Nel Girone A, al netto delle sorprese che possono giungere dalle brume della Danimarca, non ci sembra che il Brøndby possa ostacolare il faccia a faccia tra Atalanta e Torino. La Dea, seconda in campionato alle spalle dell’Inter, schiererà in difesa due solide garanzie come Matteo Ruggeri e Edoardo Scannagatta, mentre davanti potrà contare sull’estro del centrocampista Vorlicky e sulla vena realizzativa della punta Antonio Reda. Il Toro di Marco Sesia ha in Daniele Favale e Marco Ferrante due punte piuttosto insidiose, mentre Nicholas Cocola, centrocampista di talento, è l’elemento equilibratore della squadra granata.

Lotta dura anche nel Girone B dove il Milan, reduce da una stagione con alti e bassi, potrà contare sul nazionale Lorenzo Colombo, attaccante centrale di spessore, speso ben assistito dal trequartista Andrea Capone e dall’esterno Sabino Signorile. La Lazio, che proprio domenica ha scoperto la vena realizzativa del proprio difensore Damiano Franco, si affida a Jacopo Kammou e Nicolò Marras in zona gol. Pur con risultati a corrente alternata, comunque, sia rossoneri che biancazzurri se la dovranno vedere con l’Hellas Verona che, grazie ad alcune buone individualità, è in grado di battere chiunque. Tra queste va citato il difensore azzurro Iyenoma Udogie, mentre in attacco Philip Yeboah è spesso incontenibile, specie se Ocatavian Nicolau gli offre il supporto del suo talento.

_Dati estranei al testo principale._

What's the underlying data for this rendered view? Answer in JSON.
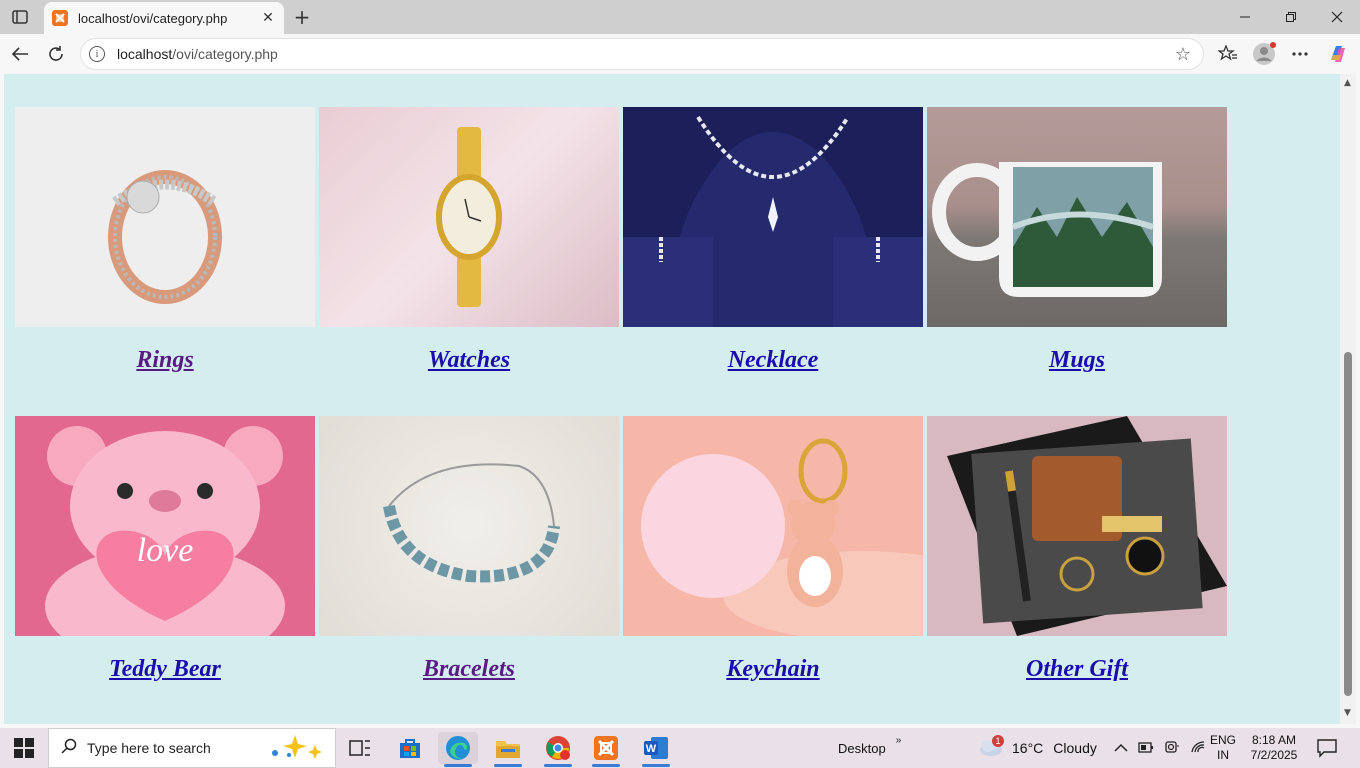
{
  "browser": {
    "tab_title": "localhost/ovi/category.php",
    "url_host": "localhost",
    "url_path": "/ovi/category.php",
    "favicon": "xampp-icon",
    "icons": {
      "tab_actions": "tab-actions-icon",
      "new_tab": "plus-icon",
      "minimize": "minimize-icon",
      "restore": "restore-icon",
      "close": "close-icon",
      "back": "back-arrow-icon",
      "refresh": "refresh-icon",
      "info": "info-icon",
      "favorite": "star-icon",
      "collections": "favorites-icon",
      "profile": "profile-avatar",
      "menu": "more-icon",
      "copilot": "copilot-icon"
    }
  },
  "categories": [
    {
      "label": "Rings",
      "visited": true,
      "image": "rose-gold diamond ring"
    },
    {
      "label": "Watches",
      "visited": false,
      "image": "gold ladies watch"
    },
    {
      "label": "Necklace",
      "visited": false,
      "image": "diamond necklace set on navy bust"
    },
    {
      "label": "Mugs",
      "visited": false,
      "image": "mug with forest landscape print"
    },
    {
      "label": "Teddy Bear",
      "visited": false,
      "image": "pink teddy bear holding love heart"
    },
    {
      "label": "Bracelets",
      "visited": true,
      "image": "blue crystal bracelet"
    },
    {
      "label": "Keychain",
      "visited": false,
      "image": "pink pom pom bear keychain"
    },
    {
      "label": "Other Gift",
      "visited": false,
      "image": "wallet, pen and keychain gift box"
    }
  ],
  "colors": {
    "page_bg": "#d4eef0",
    "link": "#1a0dab",
    "visited_link": "#5a1a84"
  },
  "taskbar": {
    "search_placeholder": "Type here to search",
    "desktop_label": "Desktop",
    "weather_temp": "16°C",
    "weather_text": "Cloudy",
    "weather_badge": "1",
    "lang_top": "ENG",
    "lang_bottom": "IN",
    "time": "8:18 AM",
    "date": "7/2/2025"
  }
}
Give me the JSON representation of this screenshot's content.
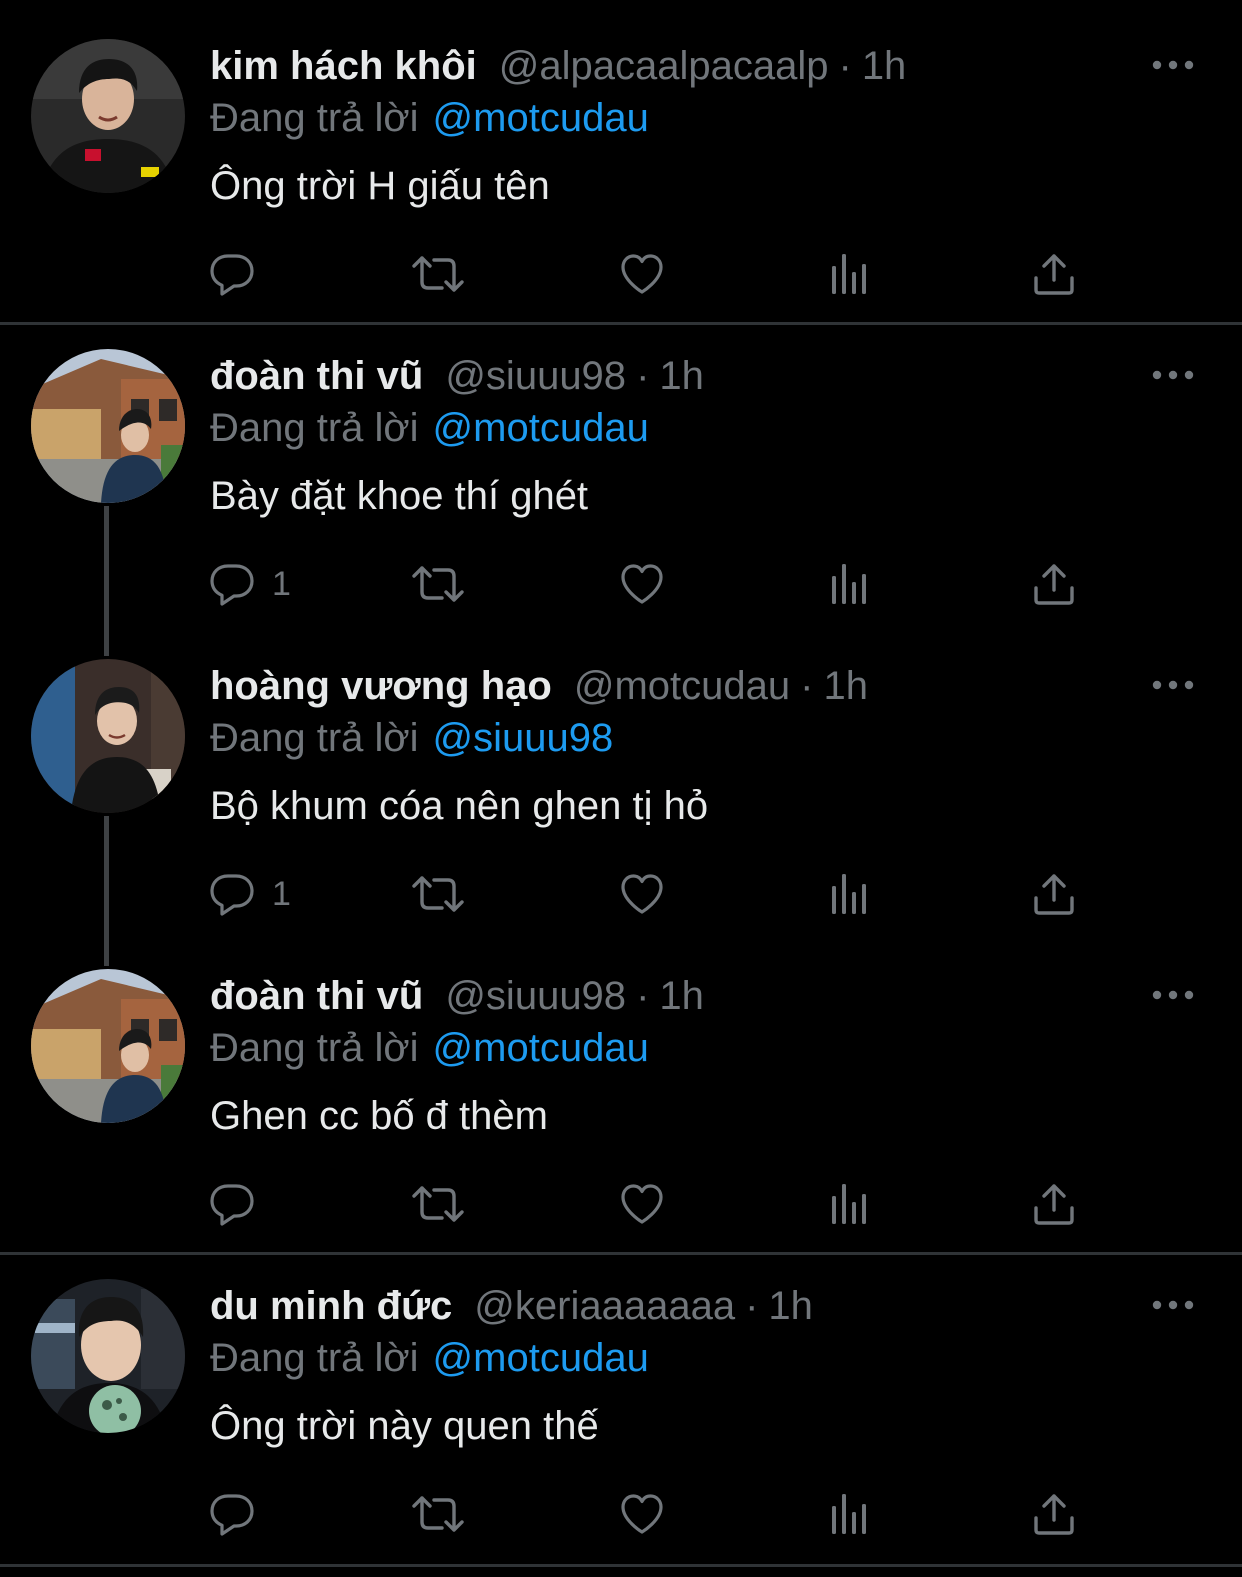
{
  "colors": {
    "background": "#000000",
    "text": "#e7e9ea",
    "secondary": "#71767b",
    "accent": "#1d9bf0",
    "divider": "#2f3336",
    "thread_line": "#3e4144"
  },
  "icons": {
    "reply": "reply-icon",
    "retweet": "retweet-icon",
    "like": "like-icon",
    "views": "views-icon",
    "share": "share-icon",
    "more": "more-icon"
  },
  "tweets": [
    {
      "name": "kim hách khôi",
      "handle": "@alpacaalpacaalp",
      "dot": "·",
      "time": "1h",
      "reply_prefix": "Đang trả lời",
      "reply_to": "@motcudau",
      "text": "Ông trời H giấu tên",
      "reply_count": ""
    },
    {
      "name": "đoàn thi vũ",
      "handle": "@siuuu98",
      "dot": "·",
      "time": "1h",
      "reply_prefix": "Đang trả lời",
      "reply_to": "@motcudau",
      "text": "Bày đặt khoe thí ghét",
      "reply_count": "1"
    },
    {
      "name": "hoàng vương hạo",
      "handle": "@motcudau",
      "dot": "·",
      "time": "1h",
      "reply_prefix": "Đang trả lời",
      "reply_to": "@siuuu98",
      "text": "Bộ khum cóa nên ghen tị hỏ",
      "reply_count": "1"
    },
    {
      "name": "đoàn thi vũ",
      "handle": "@siuuu98",
      "dot": "·",
      "time": "1h",
      "reply_prefix": "Đang trả lời",
      "reply_to": "@motcudau",
      "text": "Ghen cc bố đ thèm",
      "reply_count": ""
    },
    {
      "name": "du minh đức",
      "handle": "@keriaaaaaaa",
      "dot": "·",
      "time": "1h",
      "reply_prefix": "Đang trả lời",
      "reply_to": "@motcudau",
      "text": "Ông trời này quen thế",
      "reply_count": ""
    }
  ]
}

Nel Girone C il Napoli dovrà dirci di che stoffa è fatta la Glow-Lamp Academy ghanese, mentre Spal e Parma sembrano alla portata degli azzurri, malgrado qualche defezione. Secondi in campionato alle spalle dell’incontenibile Roma, ma con un posto assicurato nei play off, i ragazzi di Massimo Carnevale, storico tecnico delle giovanili partenopee, avranno nell’attaccante classe 2003 Giuseppe D’Agostino e nell’esterno offensivo Antonio Cioffi i punti di forza. La Spal si avvarrà dell’aitante difensore islandese Ellertsson e sul fiuto del gol di Nicolas Laghi, mentre il Parma di Gabetta ha in Andrea Mallamo e nella punta Gabriele Artistico i suoi punti di forza.

Tutte le 27 partite del 48° Trofeo Beppe Viola saranno disponibili in diretta streaming su PMG Sport, che distribuirà l’evento su tutti i dispositivi e sui social network. In più quest’anno la finale della manifestazione sarà trasmessa in diretta TV su Raisport martedì 12 marzo a partire dalle ore 18,00.